Since Mr. Trump revoked that status, India’s exports of preferential goods like leather handbags, certain metal and plastic products and furniture have increased 5.5 percent, compared with a 1.9 percent increase in overall exports to the United States. That suggests Indian companies are facing little pain from the change in trade status.
“The U.S. needs the trade deal more than India does,” said Mukesh Aghi, the chief executive of the U.S.-India Strategic Partnership Forum, a business group whose members include PepsiCo, Cisco, Mastercard, Boeing and Disney.
The battle over milk and vegetarian cows has been another example of how the two sides can’t seem to find a middle ground.
India produces more milk than anyone else in the world, yet it’s still not enough to meet demand. But India is worried that cheap imported milk from the United States will wipe out many of its 80 million small farmers, who typically tend just a few cows each.
“If our farmers go out of business, there is no one to feed us,” said Ashwani Mahajan, a leader of Swadeshi Jagran Manch, a business group affiliated with India’s ruling Bharatiya Janata Party.
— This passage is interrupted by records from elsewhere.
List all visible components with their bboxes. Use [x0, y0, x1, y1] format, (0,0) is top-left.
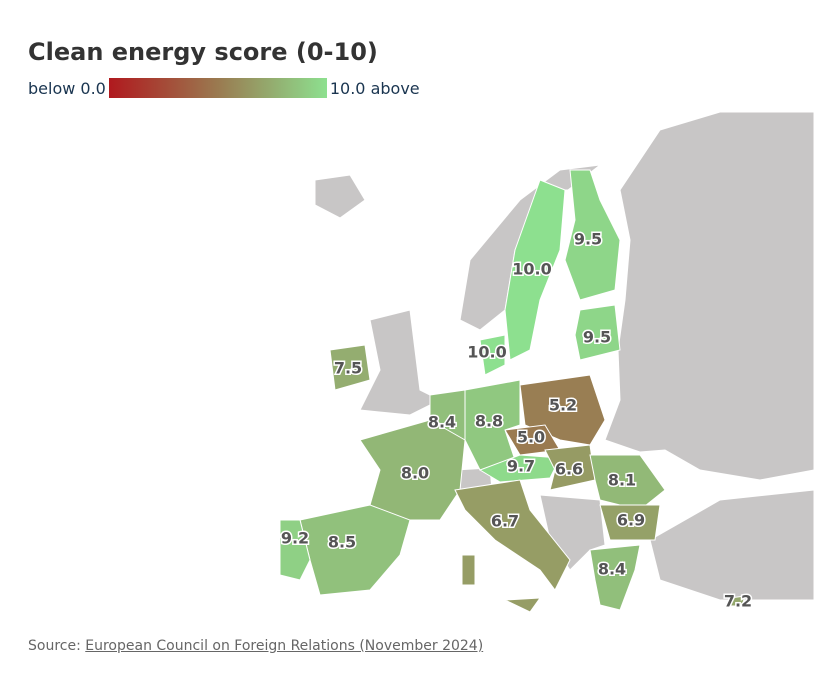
region-label: 10.0: [512, 260, 551, 279]
source-link[interactable]: European Council on Foreign Relations (N…: [85, 638, 484, 654]
region-label: 6.9: [617, 511, 645, 530]
region: [504, 179, 566, 361]
region: [329, 344, 371, 391]
source-prefix: Source:: [28, 638, 81, 654]
region: [299, 504, 411, 596]
background-land: [314, 111, 814, 601]
legend: below 0.0 10.0 above: [28, 78, 420, 98]
region-label: 8.0: [401, 464, 429, 483]
region-label: 9.7: [507, 457, 535, 476]
region-label: 8.1: [608, 471, 636, 490]
region: [464, 379, 521, 471]
region: [359, 419, 466, 521]
region-label: 9.2: [281, 529, 309, 548]
legend-gradient: [108, 78, 327, 98]
region-label: 6.7: [491, 512, 519, 531]
region-label: 6.6: [555, 460, 583, 479]
region: [279, 519, 311, 581]
region-label: 10.0: [467, 343, 506, 362]
source: Source: European Council on Foreign Rela…: [28, 638, 483, 654]
region-label: 5.0: [517, 428, 545, 447]
region: [599, 504, 661, 541]
region: [564, 169, 621, 301]
region-label: 9.5: [574, 230, 602, 249]
legend-max: 10.0 above: [329, 78, 420, 98]
region-label: 8.4: [598, 560, 626, 579]
region-label: 9.5: [583, 328, 611, 347]
region-label: 5.2: [549, 396, 577, 415]
region-label: 8.4: [428, 413, 456, 432]
region: [479, 334, 506, 376]
region: [574, 304, 621, 361]
legend-min: below 0.0: [28, 78, 106, 98]
region-label: 7.2: [724, 592, 752, 611]
title: Clean energy score (0-10): [28, 38, 378, 66]
region: [544, 444, 596, 491]
region-label: 8.8: [475, 412, 503, 431]
region-label: 8.5: [328, 533, 356, 552]
region: [729, 595, 746, 607]
region-label: 7.5: [334, 359, 362, 378]
region: [454, 479, 571, 613]
region: [589, 544, 641, 611]
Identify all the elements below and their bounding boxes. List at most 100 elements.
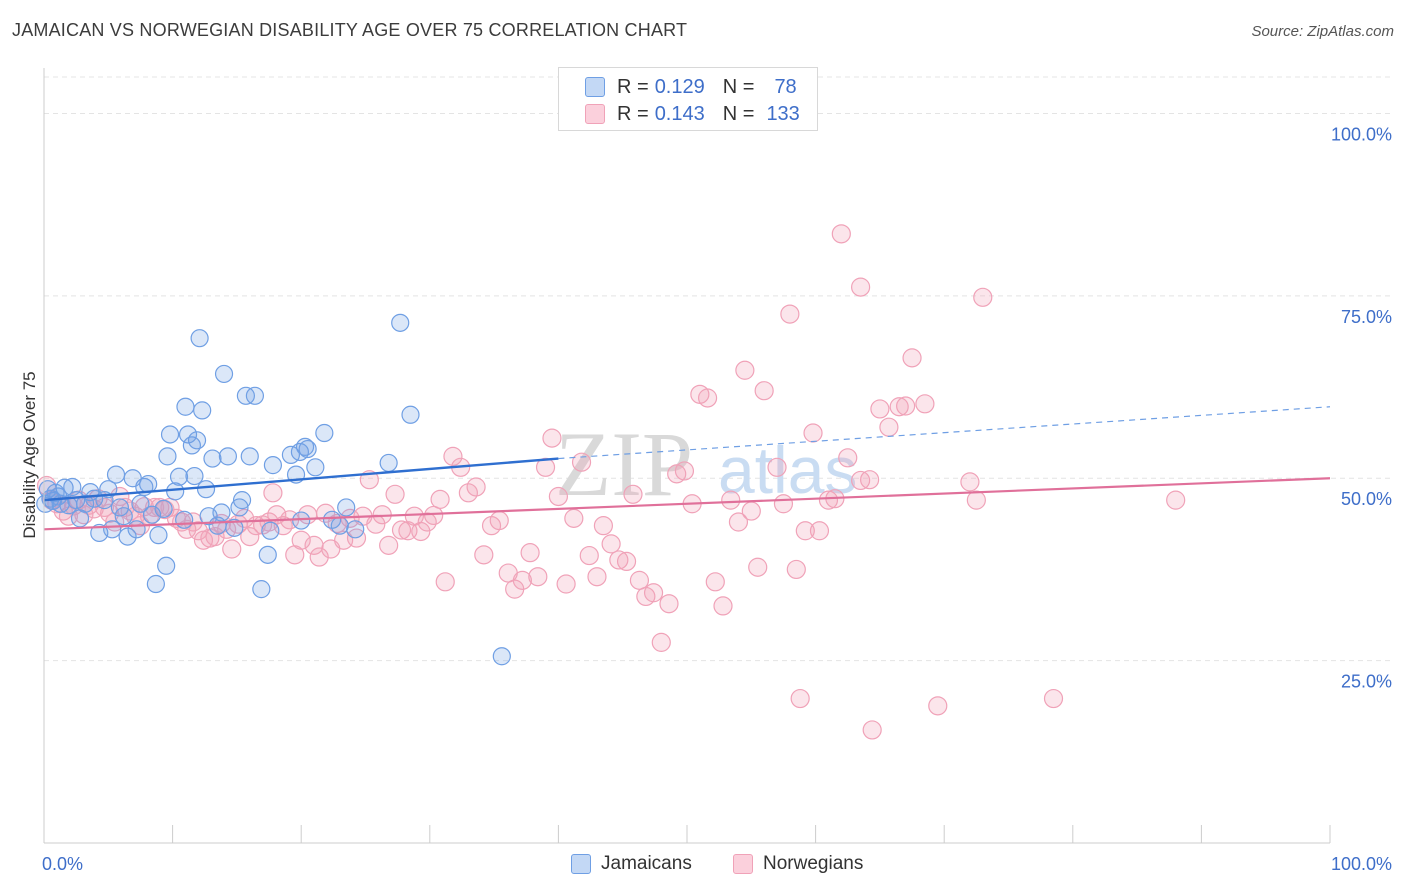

Then there’s the matter of what those cows eat. In the United States, cattle are typically fed ground-up parts of other animals. That does not pass muster with Hindus, most of whom are vegetarian.
Some American farmers are willing to keep cows on a purely vegetarian diet for 90 days before their milk is sent to India, said Tom Vilsack, the chief executive of the U.S. Dairy Export Council and the U.S. agriculture secretary under President Obama.
However, “the Indian government is not willing to accept that,” Mr. Vilsack said. “I don’t see any path forward.”
Ana Swanson reported from Washington, and Vindu Goel from Mumbai, India.